Currently RecDP is proven by four use case:

  • Recsys2021: successfully support intel Recsys2021 challenge feature engineering work
  • Recsys2020: successfully processing over 600 millions dataset and aligned with Recsys2021 winner feature engineering work.
  • DRLM: successfully processing Criteo dataset of 24 days w/wo frequence limit, previously wo/ frequence limit went failed using NVIDIA provided spark script.
  • DIEN: w/ RecDP, process time is 6x speeding up comparing with original Ali-Matrix python script.

Design Overview

RecDP overview

How to start

install with pip (require preinstall spark)

pip install pyrecdp

# noticed that if pyspark version is not detected, we will install pyrecdp for Spark 3.1 or later
# And if you are using pyspark 3.0 or before, you may find scala extension here
${Your_system_python_path}/python3.x/lib/python3.x/site-packages/pyrecdp/ScalaProcessUtils/built/

# example
/opt/intel/oneapi/intelpython/python3.7/lib/python3.7/site-packages/pyrecdp/ScalaProcessUtils/built/
|-- 30
|   `-- recdp-scala-extensions-0.1.0-jar-with-dependencies.jar
`-- 31
    `-- recdp-scala-extensions-0.1.0-jar-with-dependencies.jar

2 directories, 2 files

install with spark preinstalled docker img

docker run --network host -w /home/vmagent/app/ -it xuechendi/recdp_spark3.1 /bin/bash
pip install pyrecdp

run test

  • run below script to perform a test test_categorify
  • make sure you download the whole tests folder, test data is inside
# download tests folder
# if you are running with spark 3.0 or before, you may need to specify scala_udf_jars to
# ${Your_system_python_path}/python3.x/lib/python3.x/site-packages/pyrecdp/ScalaProcessUtils/built/30/recdp-scala-extensions-0.1.0-jar-with-dependencies.jar
# or
# ${RecDP_Cloned_Folder}/ScalaProcessUtils/built/30/recdp-scala-extensions-0.1.0-jar-with-dependencies.jar
cd tests
python test_categorify.py

Example screenshot

image

test with provided jupyter notebook example

  • Recsys2021 example url
  • Recsys2020 example url
  • Recsys2020 multiitem-categorify example(support for Analytics Zoo Friesian) url
  • DLRM example url
  • DIEN example url

Advanced

compile scala extension

  • noted: support spark 3.1 by default, using -pspark3.0 for running with Spark3.0
cd ScalaProcessUtils/
mvn package -Pspark-3.1
or
mvn package -Pspark-3.0

test with provided spark docker img

write your own

  • some spark configuration is required
import init

import findspark
findspark.init()

import os
from pyspark.sql import *
from pyspark import *
import pyspark.sql.functions as f
import pyspark.sql.types as t
from pyrecdp.data_processor import *
from pyrecdp.encoder import *
from pyrecdp.utils import *

scala_udf_jars = "${path_to_project}/recdp/ScalaProcessUtils/target/recdp-scala-extensions-0.1.0-jar-with-dependencies.jar"

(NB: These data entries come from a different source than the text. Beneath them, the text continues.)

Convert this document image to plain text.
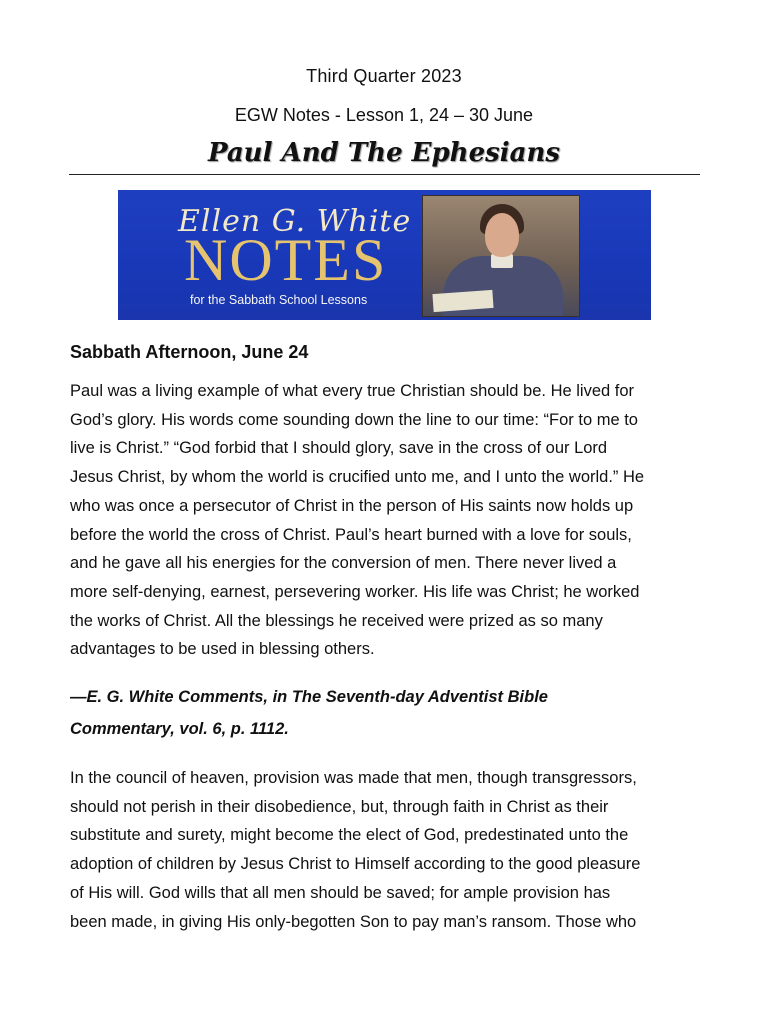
Third Quarter 2023
EGW Notes - Lesson 1, 24 – 30 June
Paul And The Ephesians
Ellen G. White
NOTES
for the Sabbath School Lessons
Sabbath Afternoon, June 24
Paul was a living example of what every true Christian should be. He lived for
God’s glory. His words come sounding down the line to our time: “For to me to
live is Christ.” “God forbid that I should glory, save in the cross of our Lord
Jesus Christ, by whom the world is crucified unto me, and I unto the world.” He
who was once a persecutor of Christ in the person of His saints now holds up
before the world the cross of Christ. Paul’s heart burned with a love for souls,
and he gave all his energies for the conversion of men. There never lived a
more self-denying, earnest, persevering worker. His life was Christ; he worked
the works of Christ. All the blessings he received were prized as so many
advantages to be used in blessing others.
—E. G. White Comments, in The Seventh-day Adventist Bible
Commentary, vol. 6, p. 1112.
In the council of heaven, provision was made that men, though transgressors,
should not perish in their disobedience, but, through faith in Christ as their
substitute and surety, might become the elect of God, predestinated unto the
adoption of children by Jesus Christ to Himself according to the good pleasure
of His will. God wills that all men should be saved; for ample provision has
been made, in giving His only-begotten Son to pay man’s ransom. Those who
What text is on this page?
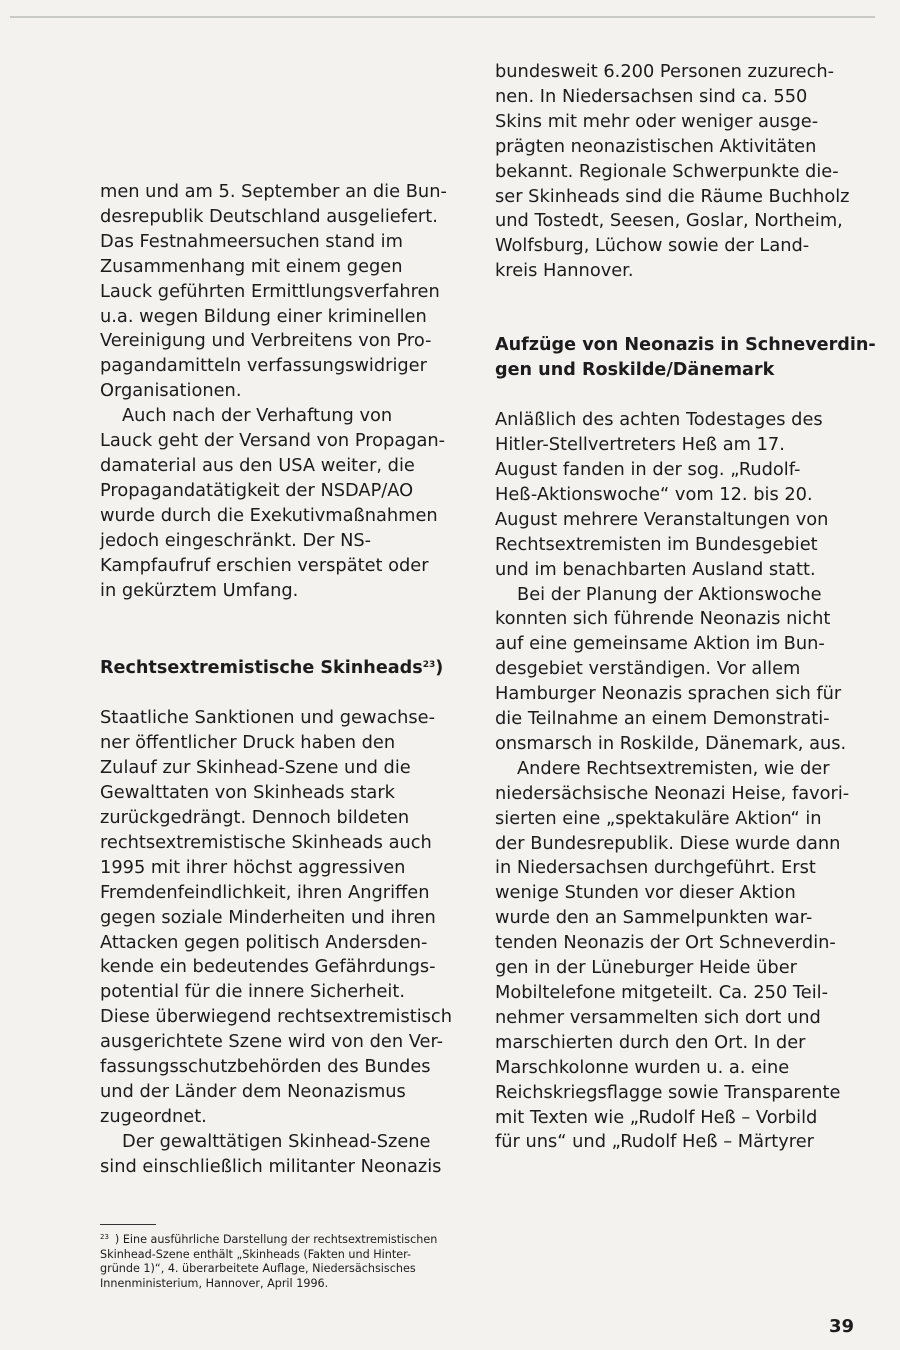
men und am 5. September an die Bun-
desrepublik Deutschland ausgeliefert.
Das Festnahmeersuchen stand im
Zusammenhang mit einem gegen
Lauck geführten Ermittlungsverfahren
u.a. wegen Bildung einer kriminellen
Vereinigung und Verbreitens von Pro-
pagandamitteln verfassungswidriger
Organisationen.
Auch nach der Verhaftung von
Lauck geht der Versand von Propagan-
damaterial aus den USA weiter, die
Propagandatätigkeit der NSDAP/AO
wurde durch die Exekutivmaßnahmen
jedoch eingeschränkt. Der NS-
Kampfaufruf erschien verspätet oder
in gekürztem Umfang.
Rechtsextremistische Skinheads$^{23}$)
Staatliche Sanktionen und gewachse-
ner öffentlicher Druck haben den
Zulauf zur Skinhead-Szene und die
Gewalttaten von Skinheads stark
zurückgedrängt. Dennoch bildeten
rechtsextremistische Skinheads auch
1995 mit ihrer höchst aggressiven
Fremdenfeindlichkeit, ihren Angriffen
gegen soziale Minderheiten und ihren
Attacken gegen politisch Andersden-
kende ein bedeutendes Gefährdungs-
potential für die innere Sicherheit.
Diese überwiegend rechtsextremistisch
ausgerichtete Szene wird von den Ver-
fassungsschutzbehörden des Bundes
und der Länder dem Neonazismus
zugeordnet.
Der gewalttätigen Skinhead-Szene
sind einschließlich militanter Neonazis
bundesweit 6.200 Personen zuzurech-
nen. In Niedersachsen sind ca. 550
Skins mit mehr oder weniger ausge-
prägten neonazistischen Aktivitäten
bekannt. Regionale Schwerpunkte die-
ser Skinheads sind die Räume Buchholz
und Tostedt, Seesen, Goslar, Northeim,
Wolfsburg, Lüchow sowie der Land-
kreis Hannover.
Aufzüge von Neonazis in Schneverdin-
gen und Roskilde/Dänemark
Anläßlich des achten Todestages des
Hitler-Stellvertreters Heß am 17.
August fanden in der sog. „Rudolf-
Heß-Aktionswoche“ vom 12. bis 20.
August mehrere Veranstaltungen von
Rechtsextremisten im Bundesgebiet
und im benachbarten Ausland statt.
Bei der Planung der Aktionswoche
konnten sich führende Neonazis nicht
auf eine gemeinsame Aktion im Bun-
desgebiet verständigen. Vor allem
Hamburger Neonazis sprachen sich für
die Teilnahme an einem Demonstrati-
onsmarsch in Roskilde, Dänemark, aus.
Andere Rechtsextremisten, wie der
niedersächsische Neonazi Heise, favori-
sierten eine „spektakuläre Aktion“ in
der Bundesrepublik. Diese wurde dann
in Niedersachsen durchgeführt. Erst
wenige Stunden vor dieser Aktion
wurde den an Sammelpunkten war-
tenden Neonazis der Ort Schneverdin-
gen in der Lüneburger Heide über
Mobiltelefone mitgeteilt. Ca. 250 Teil-
nehmer versammelten sich dort und
marschierten durch den Ort. In der
Marschkolonne wurden u. a. eine
Reichskriegsflagge sowie Transparente
mit Texten wie „Rudolf Heß – Vorbild
für uns“ und „Rudolf Heß – Märtyrer
$^{23}$ ) Eine ausführliche Darstellung der rechtsextremistischen
Skinhead-Szene enthält „Skinheads (Fakten und Hinter-
gründe 1)“, 4. überarbeitete Auflage, Niedersächsisches
Innenministerium, Hannover, April 1996.
39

##### 1. Start spark and initialize data processor #####
spark = SparkSession\
    .builder\
    .master('yarn')\  # switch to local[*] for local mode
    .appName("RecDP_test")\
    .config("spark.sql.broadcastTimeout", "7200")\  # tune up broadcast timeout
    .config("spark.cleaner.periodicGC.interval", "10min")\  # config GC interval according to your shuffle disk capacity, \
                                                            # if capacity is below 2T, smaller interval will trigue \
                                                            # spark shuffle blocks GC more often to release space.
    .config("spark.driver.extraClassPath", f"{scala_udf_jars}")\    # add recdp-scala-extension to spark
    .config("spark.executor.extraClassPath", f"{scala_udf_jars}")\
    .getOrCreate()
    
##### 2. init RecDP processor #####
path_prefix = "hdfs://"
current_path = "/recsys2021_0608_example/"  # workdir for recdp
shuffle_disk_capacity="1200GB"  # spark.local.dir / shuffle capacity, this will help recdp to do better plan.
                                # Please make sure this size is less than(about 80%) of your actual shuffle_disk_capacity.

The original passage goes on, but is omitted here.